Penguatan sentra/cluster bisa memudahkan pemerintah dalam melakukan pembinaan, sekaligus membuka akses perajin kecil terhadap pasar, modal, teknologi, dan pemanfaatan keuangan publik. Selama ini, pemerintah sudah memberikan bantuan dan berbagai fasilitas kepada lembaga-lembaga profesi di bidang industri perkayuan. Namun manfaatnya tidak dapat dirasakan langsung oleh perajin.

Meski lembaga profesi mendapat fasilitas untuk mengikuti pameran, jarang ada yang mau terbuka kepada perajin berapa harga yang diperoleh dari pembeli dalam pameran yang dibiayai pemerintah.
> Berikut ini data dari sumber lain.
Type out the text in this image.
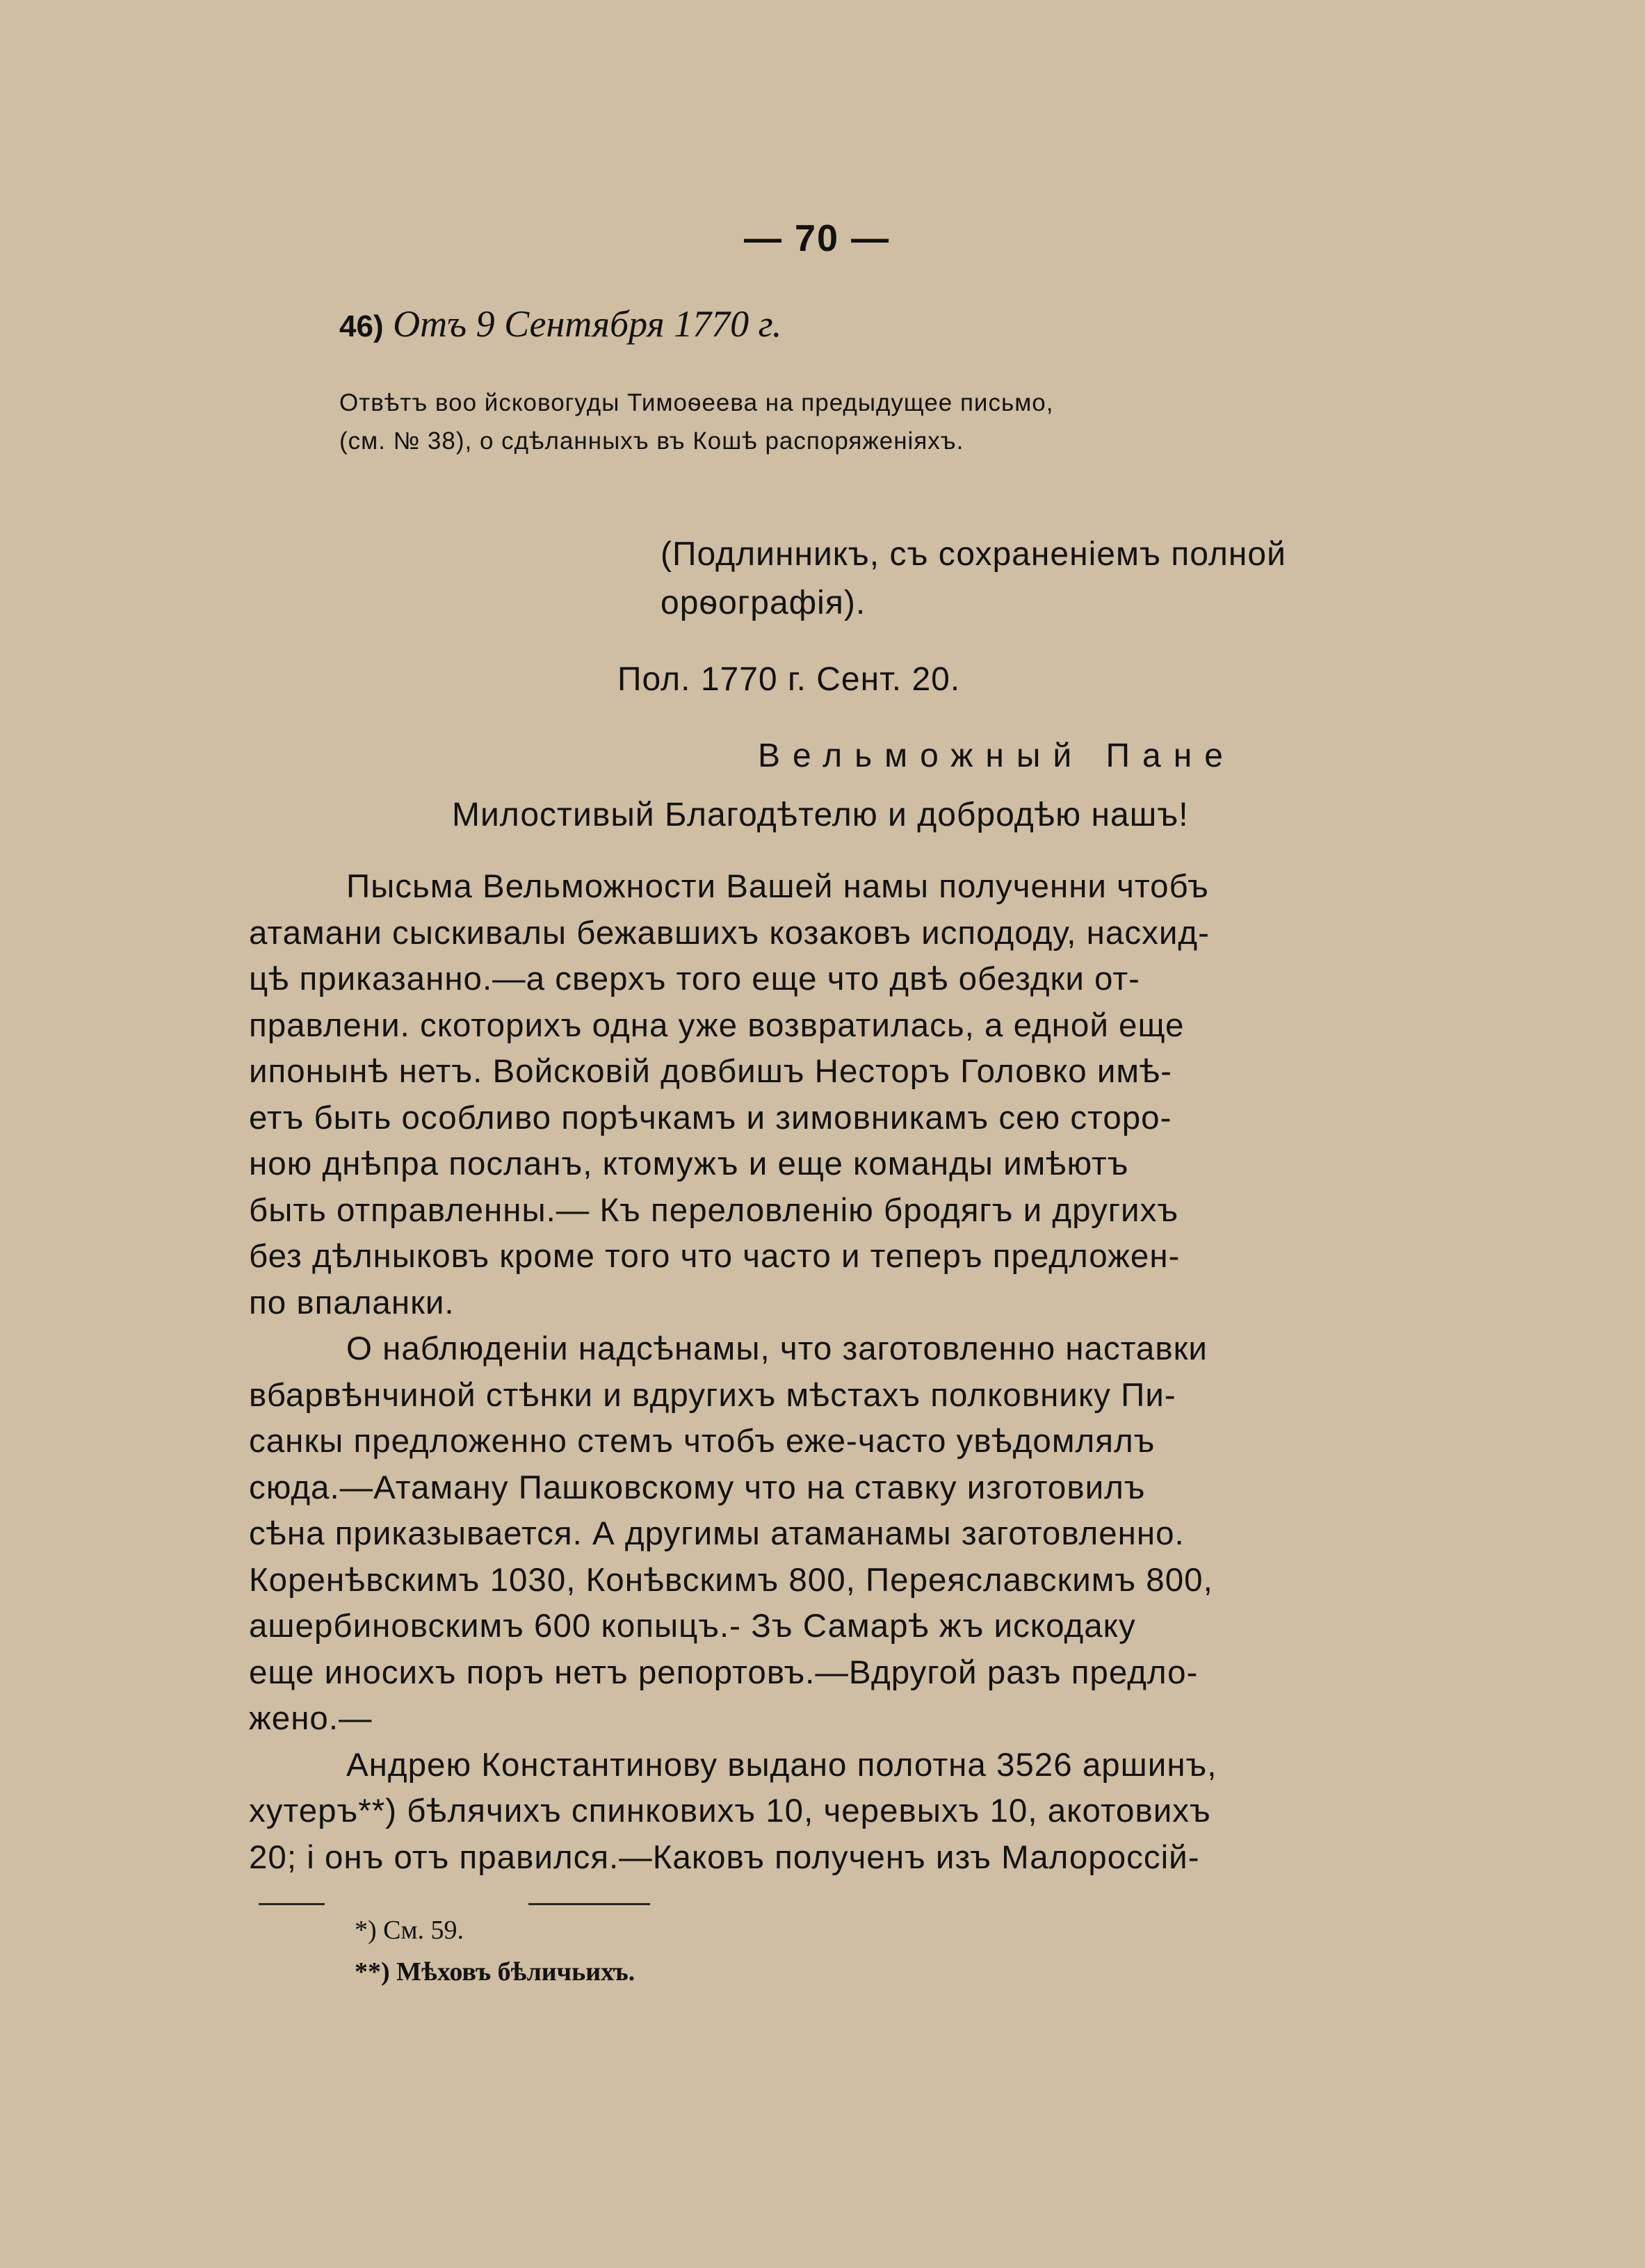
— 70 —
46) Отъ 9 Сентября 1770 г.
Отвѣтъ воо йсковогуды Тимоѳеева на предыдущее письмо,
(см. № 38), о сдѣланныхъ въ Кошѣ распоряженіяхъ.
(Подлинникъ, съ сохраненіемъ полной
орѳографія).
Пол. 1770 г. Сент. 20.
Вельможный Пане
Милостивый Благодѣтелю и добродѣю нашъ!
Пысьма Вельможности Вашей намы полученни чтобъ
атамани сыскивалы бежавшихъ козаковъ испододу, насхид-
цѣ приказанно.—а сверхъ того еще что двѣ обездки от-
правлени. скоторихъ одна уже возвратилась, а едной еще
ипонынѣ нетъ. Войсковій довбишъ Несторъ Головко имѣ-
етъ быть особливо порѣчкамъ и зимовникамъ сею сторо-
ною днѣпра посланъ, ктомужъ и еще команды имѣютъ
быть отправленны.— Къ переловленію бродягъ и другихъ
без дѣлныковъ кроме того что часто и теперъ предложен-
по впаланки.
О наблюденіи надсѣнамы, что заготовленно наставки
вбарвѣнчиной стѣнки и вдругихъ мѣстахъ полковнику Пи-
санкы предложенно стемъ чтобъ еже-часто увѣдомлялъ
сюда.—Атаману Пашковскому что на ставку изготовилъ
сѣна приказывается. А другимы атаманамы заготовленно.
Коренѣвскимъ 1030, Конѣвскимъ 800, Переяславскимъ 800,
ашербиновскимъ 600 копыцъ.- Зъ Самарѣ жъ искодаку
еще иносихъ поръ нетъ репортовъ.—Вдругой разъ предло-
жено.—
Андрею Константинову выдано полотна 3526 аршинъ,
хутеръ**) бѣлячихъ спинковихъ 10, черевыхъ 10, акотовихъ
20; і онъ отъ правился.—Каковъ полученъ изъ Малороссій-
*) См. 59.
**) Мѣховъ бѣличьихъ.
Ke depan, pameran diberikan kepada event organizer (EO) independen yang bertindak sebagai penjamin bagi produk yang ditawarkan.

Penguatan cluster juga dapat menstimulasi inovasi produk melalui eksplorasi produk-produk yang dihasilkan dan pemahaman terhadap keinginan pasar.
Kecenderungan produk yang marketable dapat dilihat di berbagai pameran tingkat dunia, atau perajin Jepara membuat desain sendiri dan menawarkannya ke pasar via pameran.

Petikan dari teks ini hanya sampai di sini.